Last Thursday at this time I was just about to land in Istanbul, en route to Atyrau. I was trying a different route, San Francisco, Chicago, Istanbul for Thursday night then into Atyrau on Friday, arriving at 5pm.
It worked out quite well. I had booked an hotel close to the airport. It was not what I expected at all! Firstly, I tried three taxis before anyone agreen to take me there and like the other three he had no idea where it was. But he got on his cell phone, driving and shifting gear and swerving in and out the traffic (Istanbul driving is very impressive, I don't often shut my eyes when I am a tourist), and eventually managed to get me there, taking 20 minutes for a 10 minute or less drive. But there was no meter, and his rate was just what the hotel said it should be. So an honest cabby, gave me my first and good impression of Turkey.

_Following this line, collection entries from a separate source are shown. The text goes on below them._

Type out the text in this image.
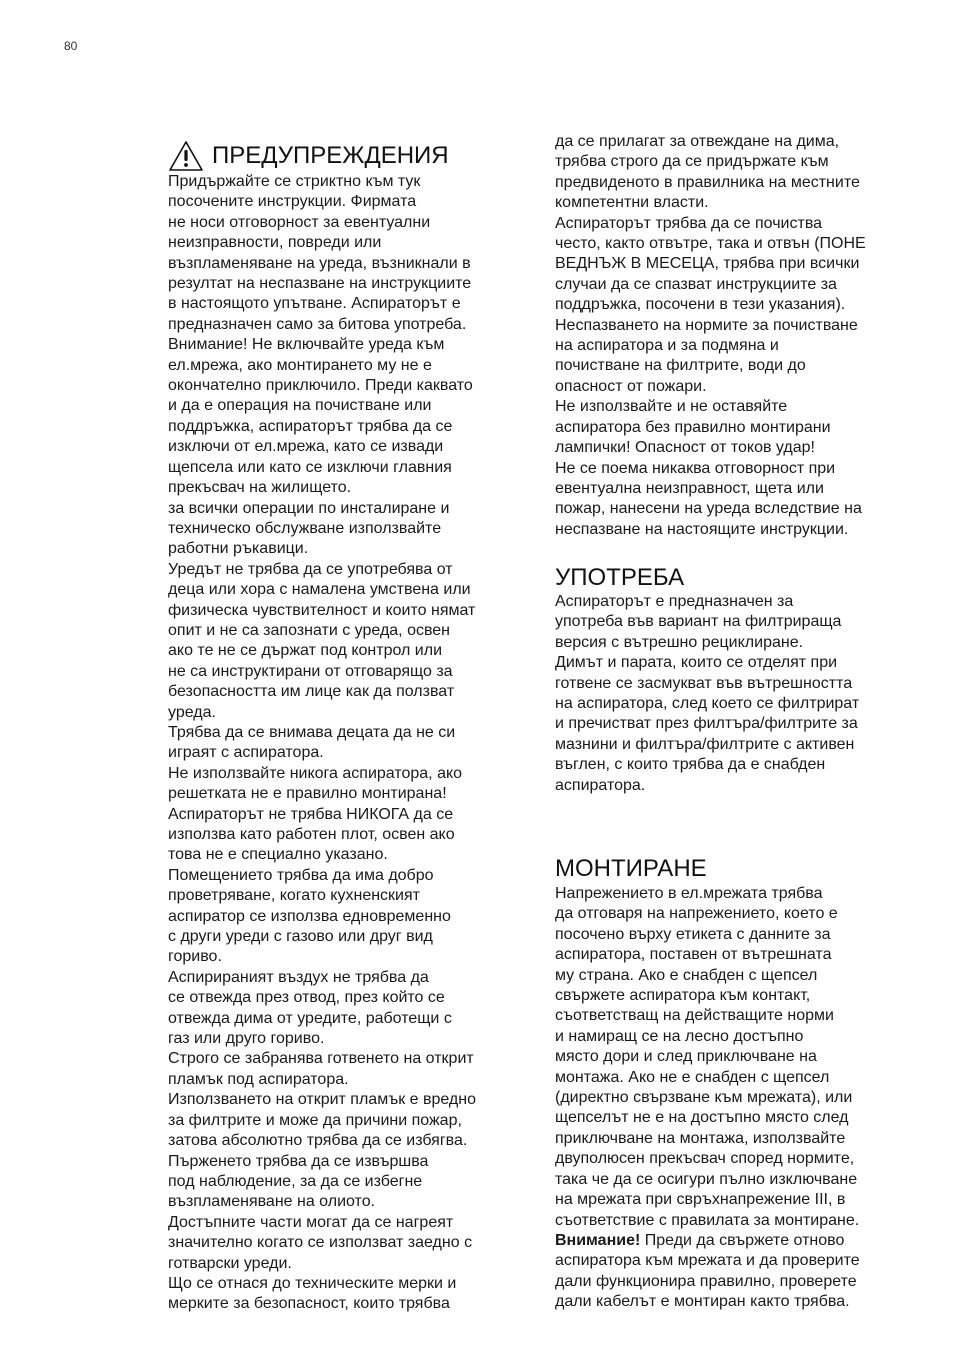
80
ПРЕДУПРЕЖДЕНИЯ
Придържайте се стриктно към тук
посочените инструкции. Фирмата
не носи отговорност за евентуални
неизправности, повреди или
възпламеняване на уреда, възникнали в
резултат на неспазване на инструкциите
в настоящото упътване. Аспираторът е
предназначен само за битова употреба.
Внимание! Не включвайте уреда към
ел.мрежа, ако монтирането му не е
окончателно приключило. Преди каквато
и да е операция на почистване или
поддръжка, аспираторът трябва да се
изключи от ел.мрежа, като се извади
щепсела или като се изключи главния
прекъсвач на жилището.
за всички операции по инсталиране и
техническо обслужване използвайте
работни ръкавици.
Уредът не трябва да се употребява от
деца или хора с намалена умствена или
физическа чувствителност и които нямат
опит и не са запознати с уреда, освен
ако те не се държат под контрол или
не са инструктирани от отговарящо за
безопасността им лице как да ползват
уреда.
Трябва да се внимава децата да не си
играят с аспиратора.
Не използвайте никога аспиратора, ако
решетката не е правилно монтирана!
Аспираторът не трябва НИКОГА да се
използва като работен плот, освен ако
това не е специално указано.
Помещението трябва да има добро
проветряване, когато кухненският
аспиратор се използва едновременно
с други уреди с газово или друг вид
гориво.
Аспирираният въздух не трябва да
се отвежда през отвод, през който се
отвежда дима от уредите, работещи с
газ или друго гориво.
Строго се забранява готвенето на открит
пламък под аспиратора.
Използването на открит пламък е вредно
за филтрите и може да причини пожар,
затова абсолютно трябва да се избягва.
Пърженето трябва да се извършва
под наблюдение, за да се избегне
възпламеняване на олиото.
Достъпните части могат да се нагреят
значително когато се използват заедно с
готварски уреди.
Що се отнася до техническите мерки и
мерките за безопасност, които трябва
да се прилагат за отвеждане на дима,
трябва строго да се придържате към
предвиденото в правилника на местните
компетентни власти.
Аспираторът трябва да се почиства
често, както отвътре, така и отвън (ПОНЕ
ВЕДНЪЖ В МЕСЕЦА, трябва при всички
случаи да се спазват инструкциите за
поддръжка, посочени в тези указания).
Неспазването на нормите за почистване
на аспиратора и за подмяна и
почистване на филтрите, води до
опасност от пожари.
Не използвайте и не оставяйте
аспиратора без правилно монтирани
лампички! Опасност от токов удар!
Не се поема никаква отговорност при
евентуална неизправност, щета или
пожар, нанесени на уреда вследствие на
неспазване на настоящите инструкции.
УПОТРЕБА
Аспираторът е предназначен за
употреба във вариант на филтрираща
версия с вътрешно рециклиране.
Димът и парата, които се отделят при
готвене се засмукват във вътрешността
на аспиратора, след което се филтрират
и пречистват през филтъра/филтрите за
мазнини и филтъра/филтрите с активен
въглен, с които трябва да е снабден
аспиратора.
МОНТИРАНЕ
Напрежението в ел.мрежата трябва
да отговаря на напрежението, което е
посочено върху етикета с данните за
аспиратора, поставен от вътрешната
му страна. Ако е снабден с щепсел
свържете аспиратора към контакт,
съответстващ на действащите норми
и намиращ се на лесно достъпно
място дори и след приключване на
монтажа. Ако не е снабден с щепсел
(директно свързване към мрежата), или
щепселът не е на достъпно място след
приключване на монтажа, използвайте
двуполюсен прекъсвач според нормите,
така че да се осигури пълно изключване
на мрежата при свръхнапрежение III, в
съответствие с правилата за монтиране.
Внимание! Преди да свържете отново
аспиратора към мрежата и да проверите
дали функционира правилно, проверете
дали кабелът е монтиран както трябва.
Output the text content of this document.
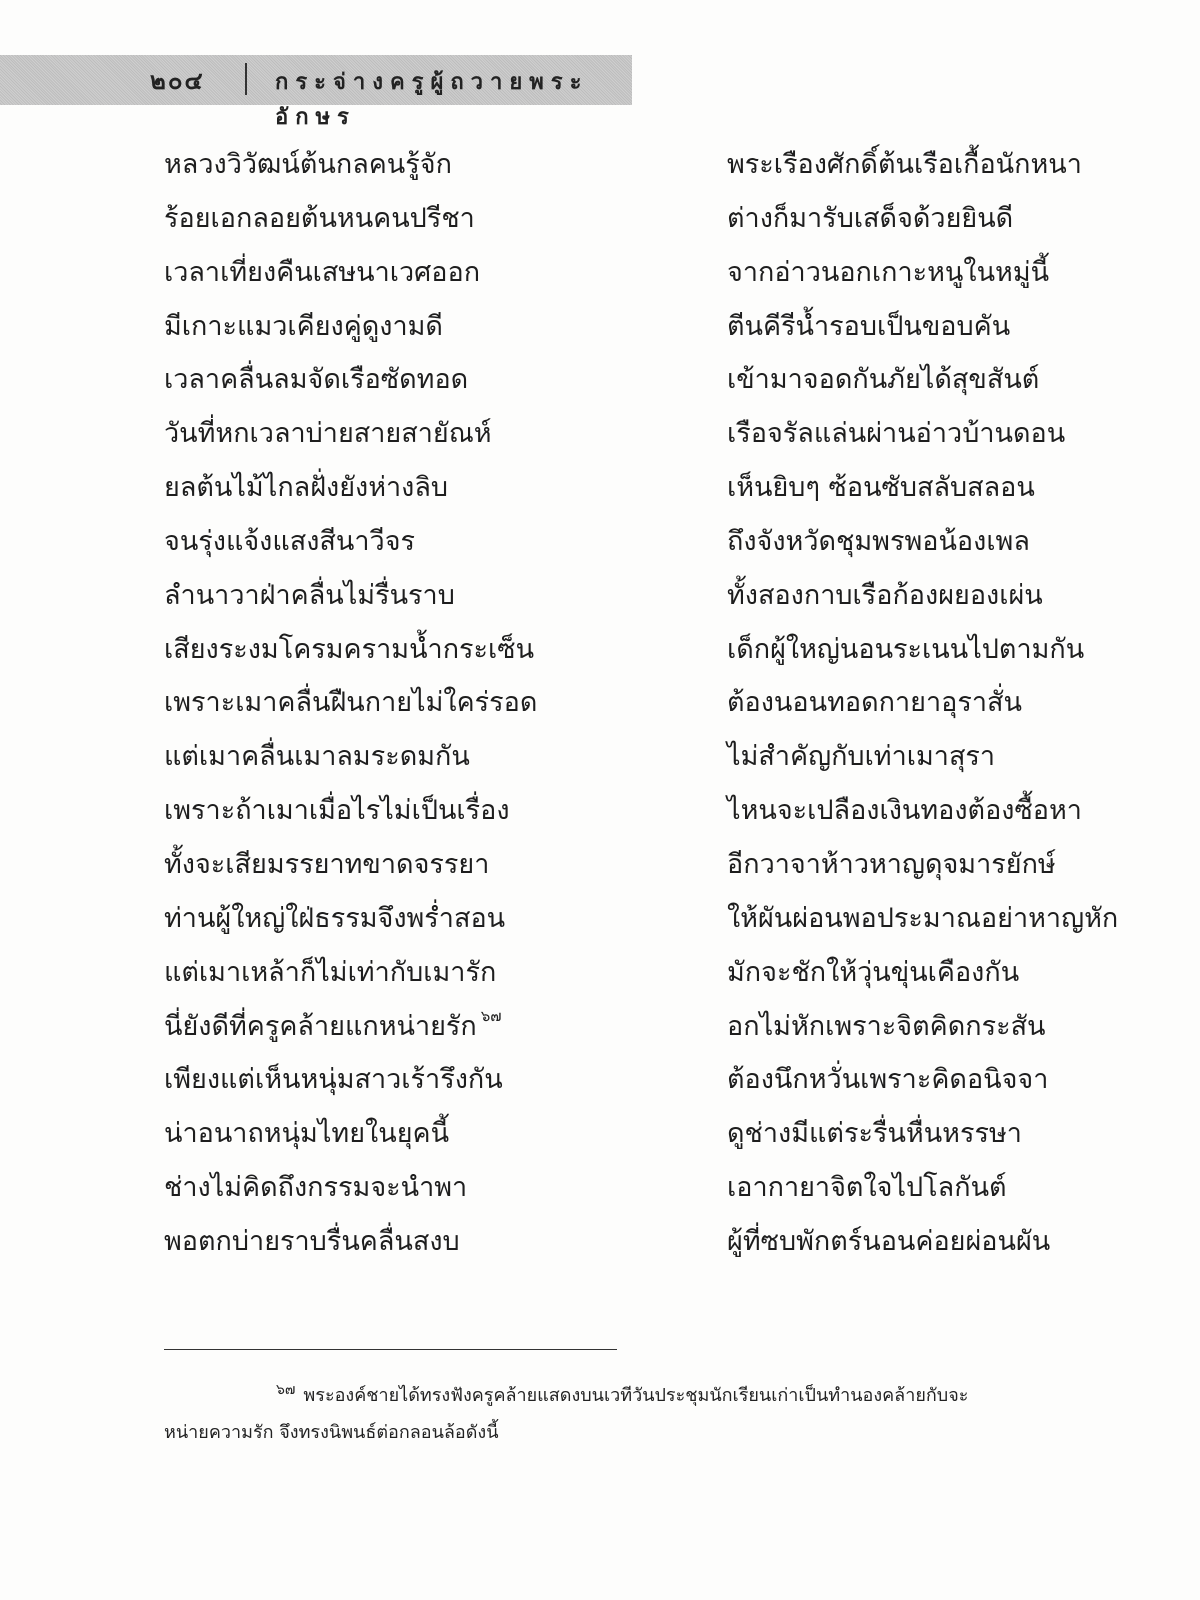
๒๐๔	กระจ่างครูผู้ถวายพระอักษร
หลวงวิวัฒน์ต้นกลคนรู้จัก
ร้อยเอกลอยต้นหนคนปรีชา
เวลาเที่ยงคืนเสษนาเวศออก
มีเกาะแมวเคียงคู่ดูงามดี
เวลาคลื่นลมจัดเรือซัดทอด
วันที่หกเวลาบ่ายสายสายัณห์
ยลต้นไม้ไกลฝั่งยังห่างลิบ
จนรุ่งแจ้งแสงสีนาวีจร
ลำนาวาฝ่าคลื่นไม่รื่นราบ
เสียงระงมโครมครามน้ำกระเซ็น
เพราะเมาคลื่นฝืนกายไม่ใคร่รอด
แต่เมาคลื่นเมาลมระดมกัน
เพราะถ้าเมาเมื่อไรไม่เป็นเรื่อง
ทั้งจะเสียมรรยาทขาดจรรยา
ท่านผู้ใหญ่ใฝ่ธรรมจึงพร่ำสอน
แต่เมาเหล้าก็ไม่เท่ากับเมารัก
นี่ยังดีที่ครูคล้ายแกหน่ายรัก $^{๖๗}$
เพียงแต่เห็นหนุ่มสาวเร้ารึงกัน
น่าอนาถหนุ่มไทยในยุคนี้
ช่างไม่คิดถึงกรรมจะนำพา
พอตกบ่ายราบรื่นคลื่นสงบ
พระเรืองศักดิ์ต้นเรือเกื้อนักหนา
ต่างก็มารับเสด็จด้วยยินดี
จากอ่าวนอกเกาะหนูในหมู่นี้
ตีนคีรีน้ำรอบเป็นขอบคัน
เข้ามาจอดกันภัยได้สุขสันต์
เรือจรัลแล่นผ่านอ่าวบ้านดอน
เห็นยิบๆ ซ้อนซับสลับสลอน
ถึงจังหวัดชุมพรพอน้องเพล
ทั้งสองกาบเรือก้องผยองเผ่น
เด็กผู้ใหญ่นอนระเนนไปตามกัน
ต้องนอนทอดกายาอุราสั่น
ไม่สำคัญกับเท่าเมาสุรา
ไหนจะเปลืองเงินทองต้องซื้อหา
อีกวาจาห้าวหาญดุจมารยักษ์
ให้ผันผ่อนพอประมาณอย่าหาญหัก
มักจะชักให้วุ่นขุ่นเคืองกัน
อกไม่หักเพราะจิตคิดกระสัน
ต้องนึกหวั่นเพราะคิดอนิจจา
ดูช่างมีแต่ระรื่นหื่นหรรษา
เอากายาจิตใจไปโลกันต์
ผู้ที่ซบพักตร์นอนค่อยผ่อนผัน
$^{๖๗}$ พระองค์ชายได้ทรงฟังครูคล้ายแสดงบนเวทีวันประชุมนักเรียนเก่าเป็นทำนองคล้ายกับจะ
หน่ายความรัก จึงทรงนิพนธ์ต่อกลอนล้อดังนี้
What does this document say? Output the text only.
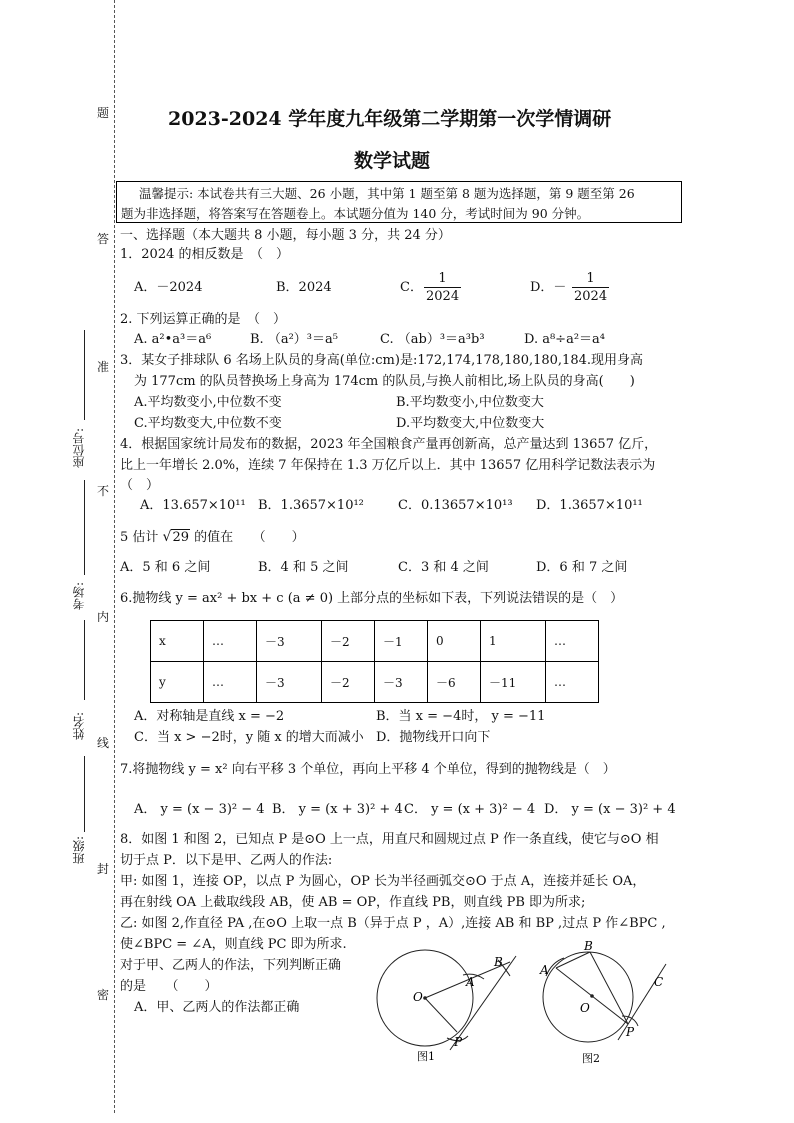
题
答
准
不
内
线
封
密
座位号:
考场:
姓名:
班级:
2023-2024 学年度九年级第二学期第一次学情调研
数学试题
温馨提示: 本试卷共有三大题、26 小题，其中第 1 题至第 8 题为选择题，第 9 题至第 26
题为非选择题，将答案写在答题卷上。本试题分值为 140 分，考试时间为 90 分钟。
一、选择题（本大题共 8 小题，每小题 3 分，共 24 分）
1．2024 的相反数是　（　）
A．－2024	B．2024	C． $\frac{1}{2024}$	D．－ $\frac{1}{2024}$
2. 下列运算正确的是　（　）
A. a²•a³＝a⁶	B. （a²）³＝a⁵	C. （ab）³＝a³b³	D. a⁸÷a²＝a⁴
3．某女子排球队 6 名场上队员的身高(单位:cm)是:172,174,178,180,180,184.现用身高
为 177cm 的队员替换场上身高为 174cm 的队员,与换人前相比,场上队员的身高(　　)
A.平均数变小,中位数不变	B.平均数变小,中位数变大
C.平均数变大,中位数不变	D.平均数变大,中位数变大
4．根据国家统计局发布的数据，2023 年全国粮食产量再创新高，总产量达到 13657 亿斤，
比上一年增长 2.0%，连续 7 年保持在 1.3 万亿斤以上．其中 13657 亿用科学记数法表示为
（　）
A．13.657×10¹¹ B．1.3657×10¹²	C．0.13657×10¹³ D．1.3657×10¹¹
5 估计 √29 的值在　　（　　）
A．5 和 6 之间	B．4 和 5 之间	C．3 和 4 之间	D．6 和 7 之间
6.抛物线 y = ax² + bx + c (a ≠ 0) 上部分点的坐标如下表，下列说法错误的是（　）
x	…	－3	－2	－1	0	1	…
y	…	－3	－2	－3	－6	－11	…
A．对称轴是直线 x = −2	B．当 x = −4时， y = −11
C．当 x > −2时，y 随 x 的增大而减小 D．抛物线开口向下
7.将抛物线 y = x² 向右平移 3 个单位，再向上平移 4 个单位，得到的抛物线是（　）
A． y = (x − 3)² − 4 B． y = (x + 3)² + 4 C． y = (x + 3)² − 4 D． y = (x − 3)² + 4
8．如图 1 和图 2，已知点 P 是⊙O 上一点，用直尺和圆规过点 P 作一条直线，使它与⊙O 相
切于点 P．以下是甲、乙两人的作法:
甲: 如图 1，连接 OP，以点 P 为圆心，OP 长为半径画弧交⊙O 于点 A，连接并延长 OA，
再在射线 OA 上截取线段 AB，使 AB = OP，作直线 PB，则直线 PB 即为所求;
乙: 如图 2,作直径 PA ,在⊙O 上取一点 B（异于点 P ，A）,连接 AB 和 BP ,过点 P 作∠BPC ,
使∠BPC = ∠A，则直线 PC 即为所求.
对于甲、乙两人的作法，下列判断正确
的是　　（　　）
A．甲、乙两人的作法都正确
O
A
B
P
图1
B
A
C
O
P
图2
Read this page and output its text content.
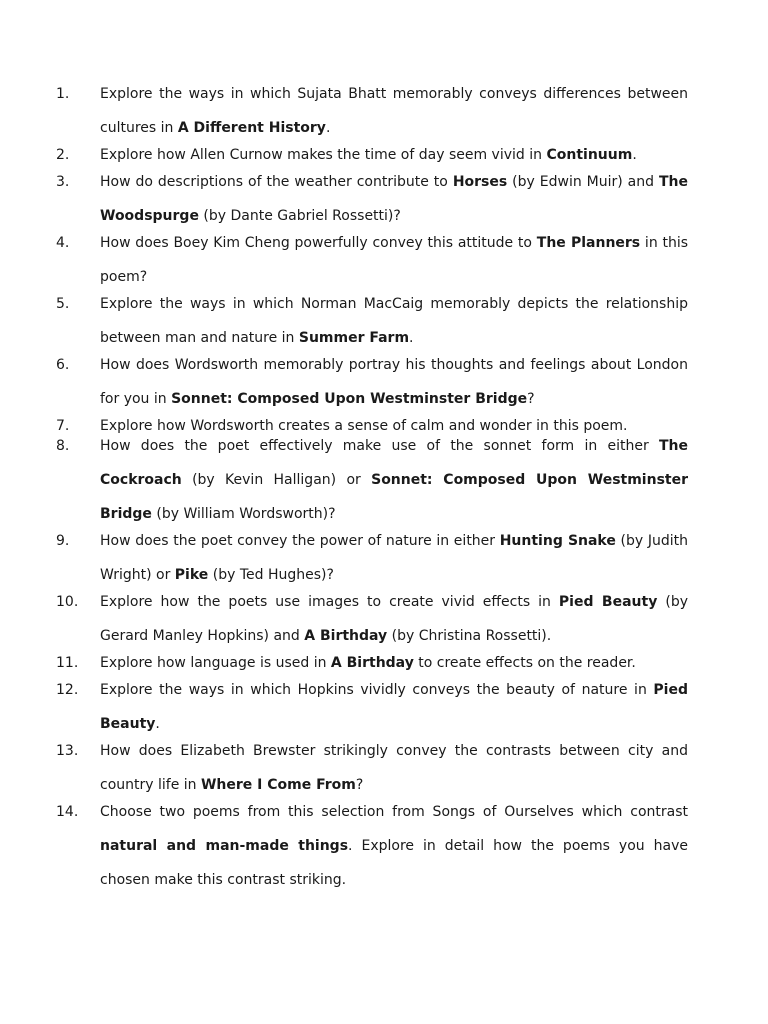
1.	Explore the ways in which Sujata Bhatt memorably conveys differences between cultures in A Different History.
2.	Explore how Allen Curnow makes the time of day seem vivid in Continuum.
3.	How do descriptions of the weather contribute to Horses (by Edwin Muir) and The Woodspurge (by Dante Gabriel Rossetti)?
4.	How does Boey Kim Cheng powerfully convey this attitude to The Planners in this poem?
5.	Explore the ways in which Norman MacCaig memorably depicts the relationship between man and nature in Summer Farm.
6.	How does Wordsworth memorably portray his thoughts and feelings about London for you in Sonnet: Composed Upon Westminster Bridge?
7.	Explore how Wordsworth creates a sense of calm and wonder in this poem.
8.	How does the poet effectively make use of the sonnet form in either The Cockroach (by Kevin Halligan) or Sonnet: Composed Upon Westminster Bridge (by William Wordsworth)?
9.	How does the poet convey the power of nature in either Hunting Snake (by Judith Wright) or Pike (by Ted Hughes)?
10.	Explore how the poets use images to create vivid effects in Pied Beauty (by Gerard Manley Hopkins) and A Birthday (by Christina Rossetti).
11.	Explore how language is used in A Birthday to create effects on the reader.
12.	Explore the ways in which Hopkins vividly conveys the beauty of nature in Pied Beauty.
13.	How does Elizabeth Brewster strikingly convey the contrasts between city and country life in Where I Come From?
14.	Choose two poems from this selection from Songs of Ourselves which contrast natural and man-made things. Explore in detail how the poems you have chosen make this contrast striking.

It looked a bit like a terrace version of Faulty Towers. The common parts looked like they hadn't been touched in 100 years (including what was left of the once carpet). However the rooms had been recently refurbished and were clean and comfortable if a bit small. My only cupboard, a wardrobe, had a footprint of about two feet square, but it was fine for a night and B&B for $60!
I had to choose my fish by pointing it out to the waiter on the ice in the adjoining shop. I pointed at a few randomly and making a confused gesture said "good?", and that is how I got to be recommended the sea bass. I'm not the biggest fish fan, but that fish, plainly grilled on charcoal was fantastic. The best fish I've had for a long time (even better than the one John Green caught in Bodega last summer...sorry John!).
However, what made the most impression on me was this little restaurant serving up hundreds of fish a day, with an open air fish shop right next to it, did not smell at all of fish. That was really impressive, it was all so fresh.
It was rather awkward taking pictures but I had a shot at the restaurant.
I was sitting next to the fellow you can see through the window, left of the tree, with a clear view of the cooks that you can see in the center. The fish shop is on the left. |
Trapped in the window seat, I was surprised that the two rather burly Kazak men next to me ordered cokes to drink, but they redeemed themselves by quickly breaking out the duty free vodka and having a few very stiff ones! I don't think they realised the airline drinks were free.
Immigration and baggage claim called for the usual degree of patience. After queuing to go through immigration and get photographed and have ones papers stamped, there is the wait for the baggage in the baggage hall, which one steps straight into as one passes through one of the six (three in action) immigration booths. The baggage hall quickly gets filled up as it is a small room with one fairly short conveyor belt. Very soon the bags have to be offloaded into piles, as the line into the hall moves slowly. When people and baggage starts to match up a line forms out of the hall as everyone has to go through a personal search, and their baggage has to go through an x-ray machine. There is only one for the whole flight so the baggage hall quickly becomes full with people tying to get into the scrum for the exit. And then there were those musical instruments, now joined by their large companion pieces from the hold! A few feet beyond the x-ray machine behind a barrier are the waiting greeters. I could see Sandra waving above the crowd.
Sandra had an Agip "Taxi" waiting and we were soon home (about 15 minutes straight down Satpaeva Road) at here new flat in the Marriott Executive Apartments.
We had about 30 minutes before we walked 20 minutes up the Satpaeva to Champions Bar in the Marriott Renaissance Hotel for a birthday party and a chance for me to meet up with some old familiar faces.